Kent struggled harder against the duct tape but couldn’t free himself. Kumi had turned her head up to the ceiling, away from Kent’s. He was grateful; he had nothing to offer her but panic and regret. Ozman stepped away. He touched his hands to his lips, muttered as if in prayer and stared out at the darkening sky. He didn’t speak again for at least a minute. Kent thought Ozman might have changed his mind, seen the folly in his revenge scenario. He thought Ozman might forgive him if he asked.



Illustration by Max Currie

Kent scanned Midori’s face for some hint of motivation. What drove this woman to want to know so much about him? To care when he was no one to care about? The concentration required all of his energy, the last of which was fading fast, motivation to move replaced by an odd euphoria. A Beatles song came to him. Close your eyes and I’ll kiss you— Kent had sung the song in a crooner’s tempo for an outdoor benefit, the host organization lost on him now. The Beatles song was upbeat but the producers didn’t think Kent could pull it off and asked him to slow it way down until it became a ballad. As did most of his live numbers, the song barely rose above karaoke. The producers had even dressed him in a satin blue jacket and black slacks, a white shirt with an open collar. Somewhere along the way Tony Bennett had subverted his association with John Lennon, but he didn’t care.

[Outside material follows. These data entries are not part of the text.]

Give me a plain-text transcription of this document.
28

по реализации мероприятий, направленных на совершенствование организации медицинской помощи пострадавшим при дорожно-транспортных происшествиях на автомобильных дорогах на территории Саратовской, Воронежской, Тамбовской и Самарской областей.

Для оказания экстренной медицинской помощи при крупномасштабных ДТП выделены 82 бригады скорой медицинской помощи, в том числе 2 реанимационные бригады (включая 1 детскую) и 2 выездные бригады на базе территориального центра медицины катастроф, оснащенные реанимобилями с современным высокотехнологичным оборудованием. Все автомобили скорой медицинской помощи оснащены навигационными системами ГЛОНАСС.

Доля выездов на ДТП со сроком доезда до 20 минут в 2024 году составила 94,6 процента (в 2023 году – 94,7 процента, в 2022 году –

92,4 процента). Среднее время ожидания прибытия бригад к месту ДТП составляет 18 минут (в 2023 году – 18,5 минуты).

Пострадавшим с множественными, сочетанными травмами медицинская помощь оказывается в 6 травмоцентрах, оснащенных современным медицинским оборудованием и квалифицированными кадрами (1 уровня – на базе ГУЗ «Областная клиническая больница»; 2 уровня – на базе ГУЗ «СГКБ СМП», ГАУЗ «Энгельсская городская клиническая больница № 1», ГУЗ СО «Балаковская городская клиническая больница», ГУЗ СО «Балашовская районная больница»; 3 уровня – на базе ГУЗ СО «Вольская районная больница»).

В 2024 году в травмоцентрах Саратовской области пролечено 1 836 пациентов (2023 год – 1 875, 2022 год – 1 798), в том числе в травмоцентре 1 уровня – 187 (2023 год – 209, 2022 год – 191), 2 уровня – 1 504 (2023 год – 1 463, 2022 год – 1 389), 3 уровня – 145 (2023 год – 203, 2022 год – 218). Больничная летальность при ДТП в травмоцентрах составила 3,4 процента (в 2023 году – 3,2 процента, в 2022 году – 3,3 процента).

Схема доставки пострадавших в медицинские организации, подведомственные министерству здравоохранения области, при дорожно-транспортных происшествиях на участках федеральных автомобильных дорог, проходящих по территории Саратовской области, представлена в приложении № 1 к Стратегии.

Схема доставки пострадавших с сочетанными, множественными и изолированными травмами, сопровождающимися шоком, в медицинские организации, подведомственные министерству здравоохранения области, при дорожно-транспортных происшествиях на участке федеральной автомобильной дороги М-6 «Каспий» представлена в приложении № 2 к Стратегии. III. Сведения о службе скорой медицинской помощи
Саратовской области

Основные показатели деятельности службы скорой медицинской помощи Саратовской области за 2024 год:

More than the details of his bizarre performance, Kent remembered the way he felt that evening under hot lights on an outdoor stage, rain falling over a festival audience. Nothing in his life compared with the moment he looked across a sea of swaying arms, some wrapped in parkas, others braving the steady drizzle that had fallen all afternoon leaving the sports field a muddy mess. Midway through the song, Kent felt the lyrics rising out of him mechanically, like his feet moving under him across the stage, and his arm wave to the crowd, acknowledging their cheers, their camera flashes and applause. Kent had never felt more like a hero. And he’d been straight for the performance, though afterwards he beelined for the green room and the bottles of whiskey lined up for the talent, the only thing he found that helped him contain his good feeling before it lifted and vanished. Kent watched the rest of the benefit from a corner just off stage, marveling at the life he’d come in to and happy to be alone in his bliss. He found he needed nothing more from the moment. He declined invitations to do drugs and skipped the after party, happy to head home where he hoped Kumi waited for him in bed, a book in her lap, the soft glow of lamplight warming the room. He felt that way again, with Midori, a blissful, painless satisfaction.

Kent had closed his eyes, for how long he didn’t  know, when Midori kissed him gently on the mouth. Her lips were warm and soft, so soft that Kent felt as if this was the first time they’d ever kissed, then remembered that it was.